A bill introduced recently into the New Jersey legislature by Assemblywoman Annette Quijano (D-Union) would allow undocumented residents in the state to obtain a valid driving privilege card similar in form and function to a regular state driver’s license.
Driving Privileges for the Undocumented
The controversial bill, sponsored by three other lawmakers from the New Jersey Assembly and Senate, is targeted specifically at those who cannot show proof of lawful residence in the U.S.
It would allow undocumented residents to obtain driving privileges from the state Motor Vehicle Commission so long as they have some form of identification and proof of residence in New Jersey. In order to obtain the card, undocumented residents will also be required to pass a written test similar in nature to that required for a state driver’s license. Those looking to obtain driving privileges in this manner can get as much driving test practice as they need by going over free information online.
Requirements and Restrictions
The proposed legislation lists more than 10 items that are acceptable as proof of identity and proof of residency for the purpose of obtaining the card. Acceptable documents include a valid passport or consular ID, birth certificate, residential lease and utility bills, property tax bills, marriage records, school documents and marriage or divorce certificates.
The driver’s privilege card would feature a digitized image of the cardholder on the front and be valid for four years from the date of issue. The card would be valid for use solely inside New Jersey and would carry text in the front stating it cannot be used for federal identification purposes. As a result, the card will not be acceptable as proof of identification for entering a federal building or boarding a plane.
Quijano’s proposed measure has evoked a distinctly mixed reaction from both supporters and opposers of immigration reform. Those who support the bill view it as a measure that will finally require undocumented residents to register their vehicles and to obtain insurance coverage just like other New Jersey drivers. Proponents argue the measure will reduce the ranks of uninsured and unlicensed drivers in New Jersey and hold undocumented residents to the same legal standards and liabilities as legal residents.
Immigration groups estimate New Jersey has between 250,000 and 500,000 undocumented residents, a vast majority of whom are of driving age. Currently most of them do not have insurance coverage. Groups like the National Immigration Law Center have noted that at least 10 other states currently permit undocumented adults to drive legally. Oregon too has passed similar legislation but will hold a state referendum to see if the measure should be implemented. Meanwhile, eight other states, including Pennsylvania and New York, have introduced similar driving privilege bills.

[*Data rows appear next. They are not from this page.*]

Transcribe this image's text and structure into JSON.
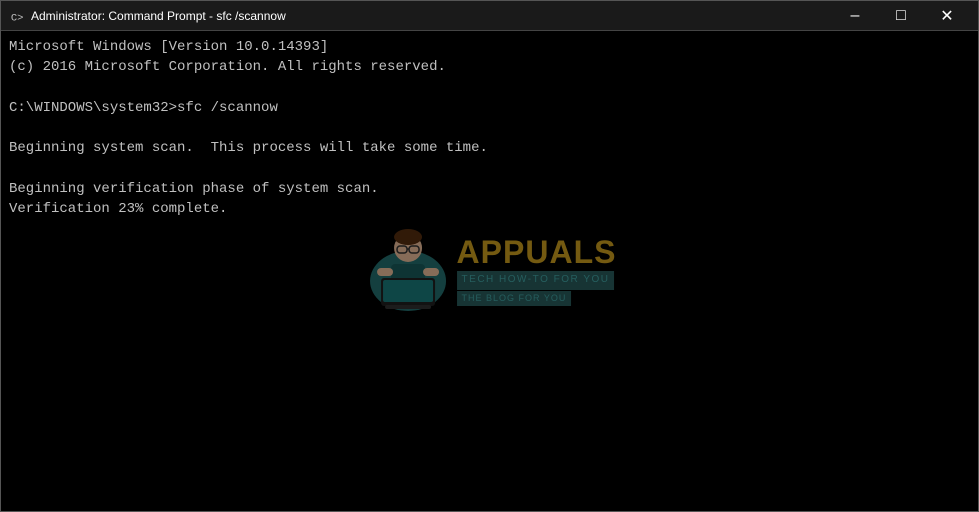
{
  "titleBar": {
    "icon": "cmd-icon",
    "title": "Administrator: Command Prompt - sfc  /scannow",
    "minimizeLabel": "–",
    "maximizeLabel": "□",
    "closeLabel": "✕"
  },
  "console": {
    "lines": [
      "Microsoft Windows [Version 10.0.14393]",
      "(c) 2016 Microsoft Corporation. All rights reserved.",
      "",
      "C:\\WINDOWS\\system32>sfc /scannow",
      "",
      "Beginning system scan.  This process will take some time.",
      "",
      "Beginning verification phase of system scan.",
      "Verification 23% complete.",
      "",
      "",
      "",
      "",
      "",
      "",
      "",
      "",
      "",
      "",
      "",
      "",
      ""
    ]
  },
  "watermark": {
    "brand": "APPUALS",
    "sub": "TECH HOW-TO FOR YOU",
    "tagline": "THE BLOG FOR YOU"
  }
}
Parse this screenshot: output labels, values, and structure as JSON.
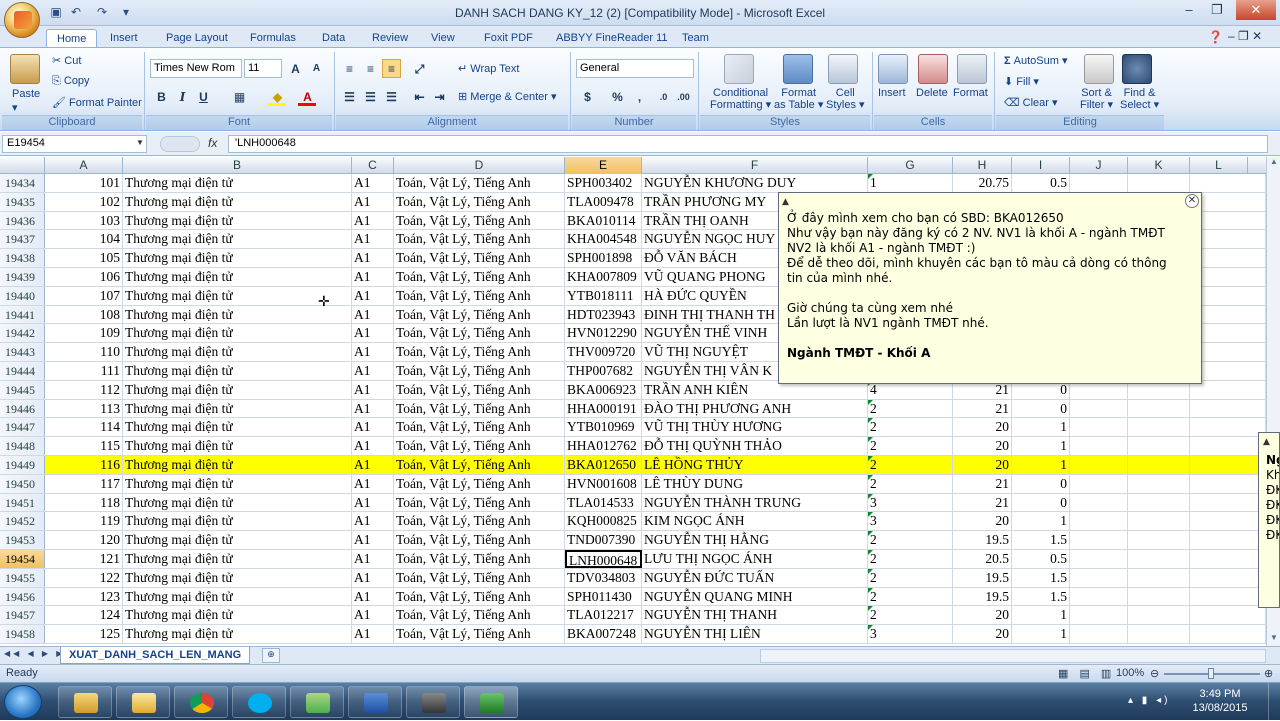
{
  "window": {
    "title": "DANH SACH DANG KY_12 (2)  [Compatibility Mode] - Microsoft Excel"
  },
  "tabs": [
    "Home",
    "Insert",
    "Page Layout",
    "Formulas",
    "Data",
    "Review",
    "View",
    "Foxit PDF",
    "ABBYY FineReader 11",
    "Team"
  ],
  "ribbon": {
    "clipboard": {
      "label": "Clipboard",
      "paste": "Paste",
      "cut": "Cut",
      "copy": "Copy",
      "format_painter": "Format Painter"
    },
    "font": {
      "label": "Font",
      "name": "Times New Rom",
      "size": "11"
    },
    "alignment": {
      "label": "Alignment",
      "wrap": "Wrap Text",
      "merge": "Merge & Center"
    },
    "number": {
      "label": "Number",
      "format": "General",
      "currency": "$",
      "percent": "%",
      "comma": ","
    },
    "styles": {
      "label": "Styles",
      "cond_1": "Conditional",
      "cond_2": "Formatting",
      "fmt_table_1": "Format",
      "fmt_table_2": "as Table",
      "cell_styles_1": "Cell",
      "cell_styles_2": "Styles"
    },
    "cells": {
      "label": "Cells",
      "insert": "Insert",
      "delete": "Delete",
      "format": "Format"
    },
    "editing": {
      "label": "Editing",
      "autosum": "AutoSum",
      "fill": "Fill",
      "clear": "Clear",
      "sort_1": "Sort &",
      "sort_2": "Filter",
      "find_1": "Find &",
      "find_2": "Select"
    }
  },
  "formula_bar": {
    "name_box": "E19454",
    "fx": "fx",
    "formula": "'LNH000648"
  },
  "columns": [
    "A",
    "B",
    "C",
    "D",
    "E",
    "F",
    "G",
    "H",
    "I",
    "J",
    "K",
    "L"
  ],
  "rows": [
    {
      "r": "19434",
      "a": "101",
      "b": "Thương mại điện tử",
      "c": "A1",
      "d": "Toán, Vật Lý, Tiếng Anh",
      "e": "SPH003402",
      "f": "NGUYỄN KHƯƠNG DUY",
      "g": "1",
      "h": "20.75",
      "i": "0.5"
    },
    {
      "r": "19435",
      "a": "102",
      "b": "Thương mại điện tử",
      "c": "A1",
      "d": "Toán, Vật Lý, Tiếng Anh",
      "e": "TLA009478",
      "f": "TRẦN PHƯƠNG MY",
      "g": "",
      "h": "",
      "i": ""
    },
    {
      "r": "19436",
      "a": "103",
      "b": "Thương mại điện tử",
      "c": "A1",
      "d": "Toán, Vật Lý, Tiếng Anh",
      "e": "BKA010114",
      "f": "TRẦN THỊ OANH",
      "g": "",
      "h": "",
      "i": ""
    },
    {
      "r": "19437",
      "a": "104",
      "b": "Thương mại điện tử",
      "c": "A1",
      "d": "Toán, Vật Lý, Tiếng Anh",
      "e": "KHA004548",
      "f": "NGUYỄN NGỌC HUY",
      "g": "",
      "h": "",
      "i": ""
    },
    {
      "r": "19438",
      "a": "105",
      "b": "Thương mại điện tử",
      "c": "A1",
      "d": "Toán, Vật Lý, Tiếng Anh",
      "e": "SPH001898",
      "f": "ĐỖ VĂN BÁCH",
      "g": "",
      "h": "",
      "i": ""
    },
    {
      "r": "19439",
      "a": "106",
      "b": "Thương mại điện tử",
      "c": "A1",
      "d": "Toán, Vật Lý, Tiếng Anh",
      "e": "KHA007809",
      "f": "VŨ QUANG PHONG",
      "g": "",
      "h": "",
      "i": ""
    },
    {
      "r": "19440",
      "a": "107",
      "b": "Thương mại điện tử",
      "c": "A1",
      "d": "Toán, Vật Lý, Tiếng Anh",
      "e": "YTB018111",
      "f": "HÀ ĐỨC QUYỀN",
      "g": "",
      "h": "",
      "i": ""
    },
    {
      "r": "19441",
      "a": "108",
      "b": "Thương mại điện tử",
      "c": "A1",
      "d": "Toán, Vật Lý, Tiếng Anh",
      "e": "HDT023943",
      "f": "ĐINH THỊ THANH TH",
      "g": "",
      "h": "",
      "i": ""
    },
    {
      "r": "19442",
      "a": "109",
      "b": "Thương mại điện tử",
      "c": "A1",
      "d": "Toán, Vật Lý, Tiếng Anh",
      "e": "HVN012290",
      "f": "NGUYỄN THẾ VINH",
      "g": "",
      "h": "",
      "i": ""
    },
    {
      "r": "19443",
      "a": "110",
      "b": "Thương mại điện tử",
      "c": "A1",
      "d": "Toán, Vật Lý, Tiếng Anh",
      "e": "THV009720",
      "f": "VŨ THỊ NGUYỆT",
      "g": "",
      "h": "",
      "i": ""
    },
    {
      "r": "19444",
      "a": "111",
      "b": "Thương mại điện tử",
      "c": "A1",
      "d": "Toán, Vật Lý, Tiếng Anh",
      "e": "THP007682",
      "f": "NGUYỄN THỊ VÂN K",
      "g": "",
      "h": "",
      "i": ""
    },
    {
      "r": "19445",
      "a": "112",
      "b": "Thương mại điện tử",
      "c": "A1",
      "d": "Toán, Vật Lý, Tiếng Anh",
      "e": "BKA006923",
      "f": "TRẦN ANH KIÊN",
      "g": "4",
      "h": "21",
      "i": "0"
    },
    {
      "r": "19446",
      "a": "113",
      "b": "Thương mại điện tử",
      "c": "A1",
      "d": "Toán, Vật Lý, Tiếng Anh",
      "e": "HHA000191",
      "f": "ĐÀO THỊ PHƯƠNG ANH",
      "g": "2",
      "h": "21",
      "i": "0"
    },
    {
      "r": "19447",
      "a": "114",
      "b": "Thương mại điện tử",
      "c": "A1",
      "d": "Toán, Vật Lý, Tiếng Anh",
      "e": "YTB010969",
      "f": "VŨ THỊ THÙY HƯƠNG",
      "g": "2",
      "h": "20",
      "i": "1"
    },
    {
      "r": "19448",
      "a": "115",
      "b": "Thương mại điện tử",
      "c": "A1",
      "d": "Toán, Vật Lý, Tiếng Anh",
      "e": "HHA012762",
      "f": "ĐỖ THỊ QUỲNH THẢO",
      "g": "2",
      "h": "20",
      "i": "1"
    },
    {
      "r": "19449",
      "a": "116",
      "b": "Thương mại điện tử",
      "c": "A1",
      "d": "Toán, Vật Lý, Tiếng Anh",
      "e": "BKA012650",
      "f": "LÊ HỒNG THỦY",
      "g": "2",
      "h": "20",
      "i": "1"
    },
    {
      "r": "19450",
      "a": "117",
      "b": "Thương mại điện tử",
      "c": "A1",
      "d": "Toán, Vật Lý, Tiếng Anh",
      "e": "HVN001608",
      "f": "LÊ THÙY DUNG",
      "g": "2",
      "h": "21",
      "i": "0"
    },
    {
      "r": "19451",
      "a": "118",
      "b": "Thương mại điện tử",
      "c": "A1",
      "d": "Toán, Vật Lý, Tiếng Anh",
      "e": "TLA014533",
      "f": "NGUYỄN THÀNH TRUNG",
      "g": "3",
      "h": "21",
      "i": "0"
    },
    {
      "r": "19452",
      "a": "119",
      "b": "Thương mại điện tử",
      "c": "A1",
      "d": "Toán, Vật Lý, Tiếng Anh",
      "e": "KQH000825",
      "f": "KIM NGỌC ÁNH",
      "g": "3",
      "h": "20",
      "i": "1"
    },
    {
      "r": "19453",
      "a": "120",
      "b": "Thương mại điện tử",
      "c": "A1",
      "d": "Toán, Vật Lý, Tiếng Anh",
      "e": "TND007390",
      "f": "NGUYỄN THỊ HẰNG",
      "g": "2",
      "h": "19.5",
      "i": "1.5"
    },
    {
      "r": "19454",
      "a": "121",
      "b": "Thương mại điện tử",
      "c": "A1",
      "d": "Toán, Vật Lý, Tiếng Anh",
      "e": "LNH000648",
      "f": "LƯU THỊ NGỌC ÁNH",
      "g": "2",
      "h": "20.5",
      "i": "0.5"
    },
    {
      "r": "19455",
      "a": "122",
      "b": "Thương mại điện tử",
      "c": "A1",
      "d": "Toán, Vật Lý, Tiếng Anh",
      "e": "TDV034803",
      "f": "NGUYỄN ĐỨC TUẤN",
      "g": "2",
      "h": "19.5",
      "i": "1.5"
    },
    {
      "r": "19456",
      "a": "123",
      "b": "Thương mại điện tử",
      "c": "A1",
      "d": "Toán, Vật Lý, Tiếng Anh",
      "e": "SPH011430",
      "f": "NGUYỄN QUANG MINH",
      "g": "2",
      "h": "19.5",
      "i": "1.5"
    },
    {
      "r": "19457",
      "a": "124",
      "b": "Thương mại điện tử",
      "c": "A1",
      "d": "Toán, Vật Lý, Tiếng Anh",
      "e": "TLA012217",
      "f": "NGUYỄN THỊ THANH",
      "g": "2",
      "h": "20",
      "i": "1"
    },
    {
      "r": "19458",
      "a": "125",
      "b": "Thương mại điện tử",
      "c": "A1",
      "d": "Toán, Vật Lý, Tiếng Anh",
      "e": "BKA007248",
      "f": "NGUYỄN THỊ LIÊN",
      "g": "3",
      "h": "20",
      "i": "1"
    }
  ],
  "highlight_row": "19449",
  "active_row": "19454",
  "highlight_color": "#ffff00",
  "comment": {
    "lines": [
      "Ở đây mình xem cho bạn có SBD: BKA012650",
      "Như vậy bạn này đăng ký có 2 NV. NV1 là khối A - ngành TMĐT",
      "NV2 là khối A1 - ngành TMĐT :)",
      "Để dễ theo dõi, mình khuyên các bạn tô màu cả dòng có thông",
      "tin của mình  nhé.",
      "",
      "Giờ chúng ta cùng xem nhé",
      "Lần lượt là NV1 ngành TMĐT nhé.",
      "",
      "Ngành TMĐT - Khối A"
    ]
  },
  "comment2": {
    "lines": [
      "Ng",
      "Kh",
      "ĐK",
      "ĐK",
      "ĐK",
      "ĐK"
    ]
  },
  "sheet": {
    "tab": "XUAT_DANH_SACH_LEN_MANG"
  },
  "status": {
    "ready": "Ready",
    "zoom": "100%"
  },
  "taskbar": {
    "time": "3:49 PM",
    "date": "13/08/2015"
  }
}
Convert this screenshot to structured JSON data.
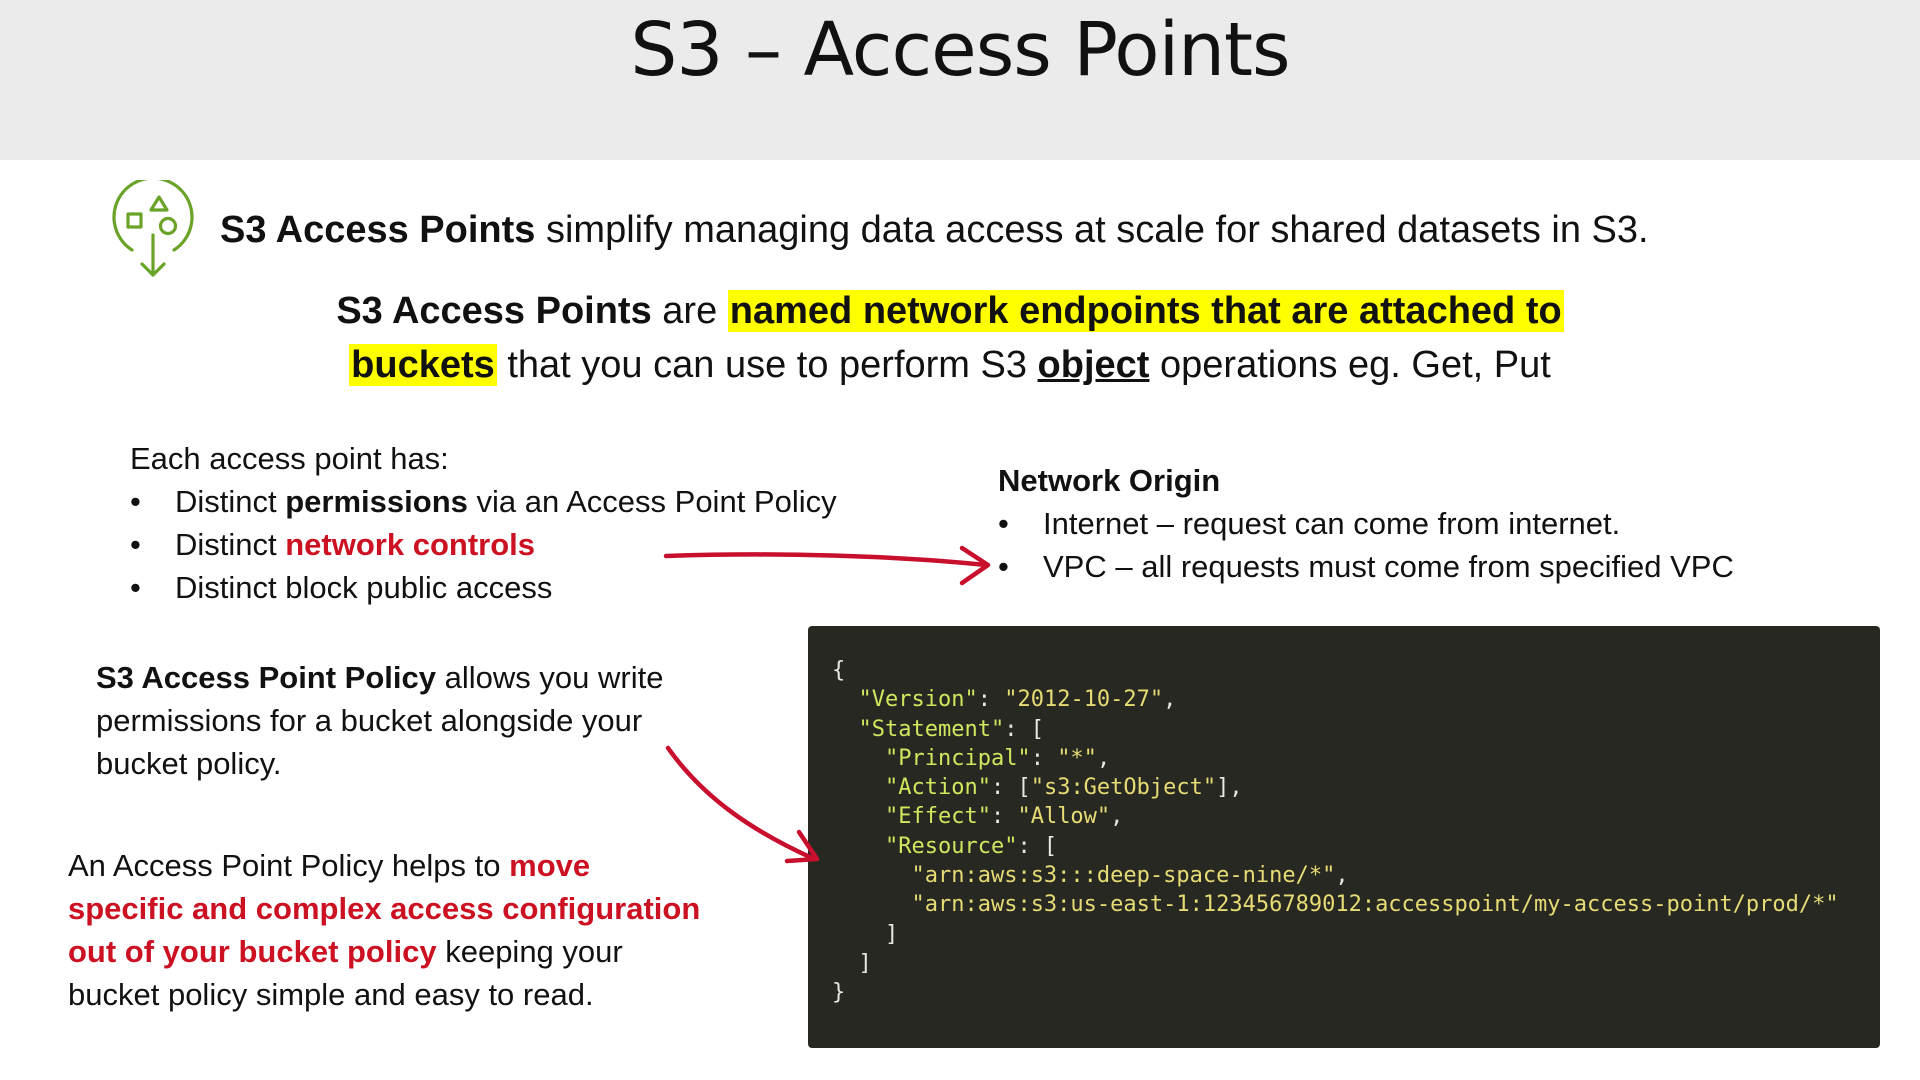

Opponents of the proposed bill see matters differently. Many view the New Jersey measure and similar statutes as rewarding those who are breaking the law. They have argued that such measures needlessly make it easier for people to live and work in the U.S. illegally. Some immigration control groups have noted that undocumented residents are unlikely to apply for or obtain the driver’s permits out of concern they could be apprehended because of their illegal status in the country. Others have also pointed out that most undocumented residents are unlikely to be able to provide acceptable proof of identification or proof of residence needed to obtain the card.